Esa soberanía, sin embargo, en el caso de nuestro país, se encuentra bajo el acecho de una nueva embestida de la derecha. No vienen con bayonetas ni cañones, pero sus armas son igual de peligrosas: el intervencionismo político, el chantaje económico, las campañas de desinformación y el uso faccioso de la seguridad y la justicia. Miremos el panorama global: presenciamos el resurgimiento de liderazgos que confunden la diplomacia con el sometimiento. Escuchamos las amenazas estridentes provenientes de Donald Trump en el norte. Y desde Madrid, personajes como Isabel Díaz Ayuso pretenden darnos lecciones de civismo e institucionalidad, promoviendo un discurso neocolonialista. Y desde el sur de nuestro continente, Javier Milei encarna el extremismo de un modelo que busca desmantelar al Estado, precarizar la vida y subordinar el bienestar público a los mercados financieros.

¿Qué tienen en común Trump, Ayuso y Milei? Los une el mismo cordón umbilical: el desprecio por los proyectos populares que surgen desde la izquierda y que hoy impulsa en México la Cuarta Transformación. Pero el intervencionismo extranjero siempre busca un eco al interior, un caballo de Troya dispuesto a abrir las puertas de la patria. Y hoy, esa derecha nacional, representada por personajes como Maru Campos y las cúpulas del PRIAN, actúa como el vasallo entreguista de esos intereses globales. Cuando desde los gobiernos locales del conservadurismo se sabotean las políticas de bienestar, cuando se alinean con las narrativas que pintan a nuestro país como un Estado fallido o cuando corren a Washington o a Madrid para quejarse de su propio gobierno, no están haciendo oposición política: están traicionando el principio fundamental de la autodeterminación y de la defensa de la soberanía.

Ésa es la derecha internacional, la que utiliza las banderas de la seguridad y la justicia no para pacificar al país ni para combatir al narcotráfico, sino como herramientas de desgaste de nuestro sistema político y de expansionismo imperialista. Nos presionan económicamente utilizando los tratados comerciales como el T-MEC; recurren al lawfare o la judicialización de la política para imprimir presión desde los tribunales internacionales y los organismos multilaterales contra nuestro marco jurídico y nuestras políticas públicas, buscando frenar cualquier tipo de acuerdo global, político o comercial con otras regiones del mundo, interfiriendo en nuestra política internacional.

Ante este escenario, la respuesta de México debe ser una sola: dignidad, unidad, defensa de la patria y firmeza histórica, porque la soberanía no se negocia. A la derecha internacional y a sus operadores nacionales les decimos: México ya no es tierra de conquista. La época del Destino Manifiesto y de las intervenciones toleradas se terminó. Exigimos respeto mutuo, cooperación para el desarrollo y diálogo entre iguales. La seguridad de nuestra nación la resolvemos los mexicanos, la justicia de nuestro país la dictan nuestras leyes y la economía de nuestra patria debe servir primero a los que menos tienen.

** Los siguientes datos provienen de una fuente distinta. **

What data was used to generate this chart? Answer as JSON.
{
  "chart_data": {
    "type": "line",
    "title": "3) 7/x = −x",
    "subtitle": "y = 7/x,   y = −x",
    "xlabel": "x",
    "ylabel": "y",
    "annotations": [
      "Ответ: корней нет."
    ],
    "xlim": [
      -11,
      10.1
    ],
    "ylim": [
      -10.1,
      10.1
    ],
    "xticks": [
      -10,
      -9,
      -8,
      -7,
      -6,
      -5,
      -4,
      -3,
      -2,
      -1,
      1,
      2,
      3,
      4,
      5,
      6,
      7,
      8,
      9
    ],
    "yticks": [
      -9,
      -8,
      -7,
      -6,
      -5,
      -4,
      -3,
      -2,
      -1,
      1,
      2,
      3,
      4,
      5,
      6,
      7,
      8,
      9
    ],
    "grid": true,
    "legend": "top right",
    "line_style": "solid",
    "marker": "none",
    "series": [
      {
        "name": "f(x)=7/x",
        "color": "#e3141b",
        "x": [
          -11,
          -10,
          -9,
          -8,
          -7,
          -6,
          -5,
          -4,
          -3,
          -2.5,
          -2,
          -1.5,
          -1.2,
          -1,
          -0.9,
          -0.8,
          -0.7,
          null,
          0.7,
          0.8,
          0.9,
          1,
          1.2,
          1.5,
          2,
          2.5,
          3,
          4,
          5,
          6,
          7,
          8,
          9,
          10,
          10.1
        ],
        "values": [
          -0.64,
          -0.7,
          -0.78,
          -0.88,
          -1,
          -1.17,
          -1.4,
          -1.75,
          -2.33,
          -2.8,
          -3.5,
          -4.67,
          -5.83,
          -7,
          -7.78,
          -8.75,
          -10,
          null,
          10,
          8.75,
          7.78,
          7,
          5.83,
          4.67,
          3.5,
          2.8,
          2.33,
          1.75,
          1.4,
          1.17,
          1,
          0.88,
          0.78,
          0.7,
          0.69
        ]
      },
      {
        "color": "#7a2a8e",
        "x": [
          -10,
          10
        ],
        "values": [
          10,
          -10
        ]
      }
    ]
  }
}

Desde aquí hacemos un llamado a la unidad nacional y a la defensa de la soberanía, de la mano de nuestra presidenta, Claudia Sheinbaum. Por encima de nuestras diferencias políticas está la defensa de la patria. No permitamos que el miedo o la propaganda conservadora nos dividan. Mantengamos la frente en alto y el paso firme. Que sea el curso de la historia el que nos juzgue.